I still recall happening upon a discussion between a securities regulator from Vermont and a securities regulator from Utah during the early months of my tenure as Commissioner of Securities. The two of them were discussing “naked shorts” and I initially thought I was interrupting a private discourse. Luckily, I stayed around long enough to learn about a stock option practice—now restricted—that can be used as a legitimate equity market hedge strategy or abused as a market manipulation strategy.
The Wall Street Journal reported on page C-1 that a SEC administrative law judge had ruled against a former Maryland banker in finding him liable for “naked short selling.” As you probably know, a short sale is accomplished by selling stock you don't own by borrowing it from someone who is “long” in the stock (owns it). The goal is to buy the stock back out of the market if and when the stock’s price goes down, and return the new shares to the original owner. For example—if you sold the borrowed shares for $10 and bought the replacement shares for $5, you made a nice little profit. “Naked” short selling distorts the market price of the shares because the shares being sold were never actually borrowed. This does damage to current shareholder's because it creates a negative downward market pressure on the price of the stock at issue.
The SEC judge in the case also ordered a brokerage firm owned by Charles Schwab to disgorge $1.6 million in profits and pay a $2 million fine. The judge even went so far as to bar the firm's former CEO from the securities industry. It seems the brokerage turned a blind eye towards the banker's failure to clear his short sales.

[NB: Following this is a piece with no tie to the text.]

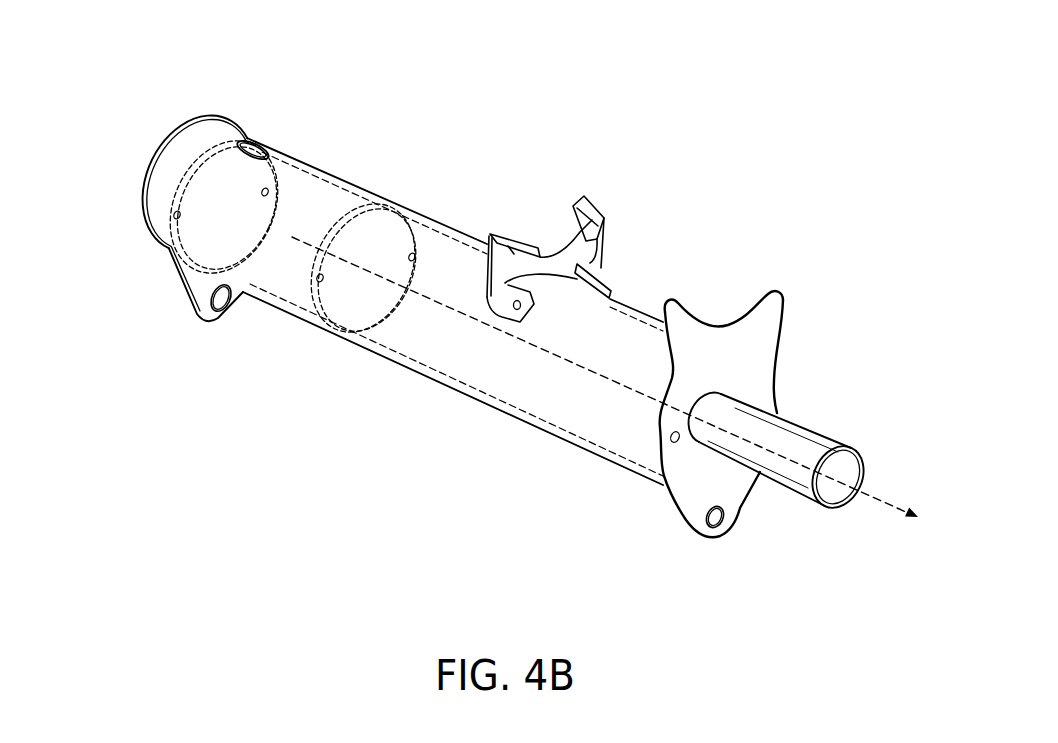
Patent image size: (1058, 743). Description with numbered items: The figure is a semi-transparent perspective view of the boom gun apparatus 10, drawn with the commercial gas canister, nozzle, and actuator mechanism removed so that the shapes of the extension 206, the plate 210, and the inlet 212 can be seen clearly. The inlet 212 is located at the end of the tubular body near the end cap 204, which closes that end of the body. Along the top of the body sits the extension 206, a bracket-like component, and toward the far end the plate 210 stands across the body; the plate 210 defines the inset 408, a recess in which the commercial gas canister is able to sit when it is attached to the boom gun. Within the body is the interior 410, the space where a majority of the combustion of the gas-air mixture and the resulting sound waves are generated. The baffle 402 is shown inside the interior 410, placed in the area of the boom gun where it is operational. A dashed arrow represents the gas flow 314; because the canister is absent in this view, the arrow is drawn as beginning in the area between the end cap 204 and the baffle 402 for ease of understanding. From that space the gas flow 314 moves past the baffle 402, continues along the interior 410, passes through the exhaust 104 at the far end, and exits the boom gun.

Along the lines of new and tighter restrictions mandating timely clearance, the same edition of the Wall Street Journal has an article about the new rules that recently took effect regarding swaps. A swap is a “derivative” of an actual equity. Reporter Katy Burne Succinctly explains that:
“Derivatives allow users to protect against everything from moves in interest rates to the cost of raw materials, and swaps are more-complex derivatives that have generally been traded away from exchanges. As of Monday, more are being routed to central clearing houses, which take fees to guarantee trades in the nearly $650 trillion global swaps market. The 2010 Dodd-Frank financial-overhaul law mandated that many swaps be cleared in an effort to help prevent a financial system meltdown by forcing traders to post collateral known as margin. When Lehman Brothers Holdings, Inc. failed in 2008, just a fraction of its multitrillion-dollar swaps book was cleared. Lehman's failure sent shock waves through financial markets and accelerated a general pullback by investors from riskier investment classes.”
I can't say it any better than that.
The same edition covers the rating agencies’ new-found “lack of sway” (loss of credibility) since they fell in love with and heaped AAA ratings on mortgage-backed collateralized debt obligations that were packed with junk. Journalists Nicole Hong and Carolyn Cui, however, attribute the diminished influence to factors such as “the prominence of global economic factors driving bond prices” (as opposed to the intrinsic credit soundness of the bond issuer I suppose). Finally, the edition at issue ran a story about another child of the Dodd-Frank Act—the Bureau of Consumer Financial Protection—scrutinizing bank overdraft fee practices. And it is about time on that score.
In sum, if you missed the Wall Street Journal on June 11, 2013, you are lucky you found this blog. Food for thought.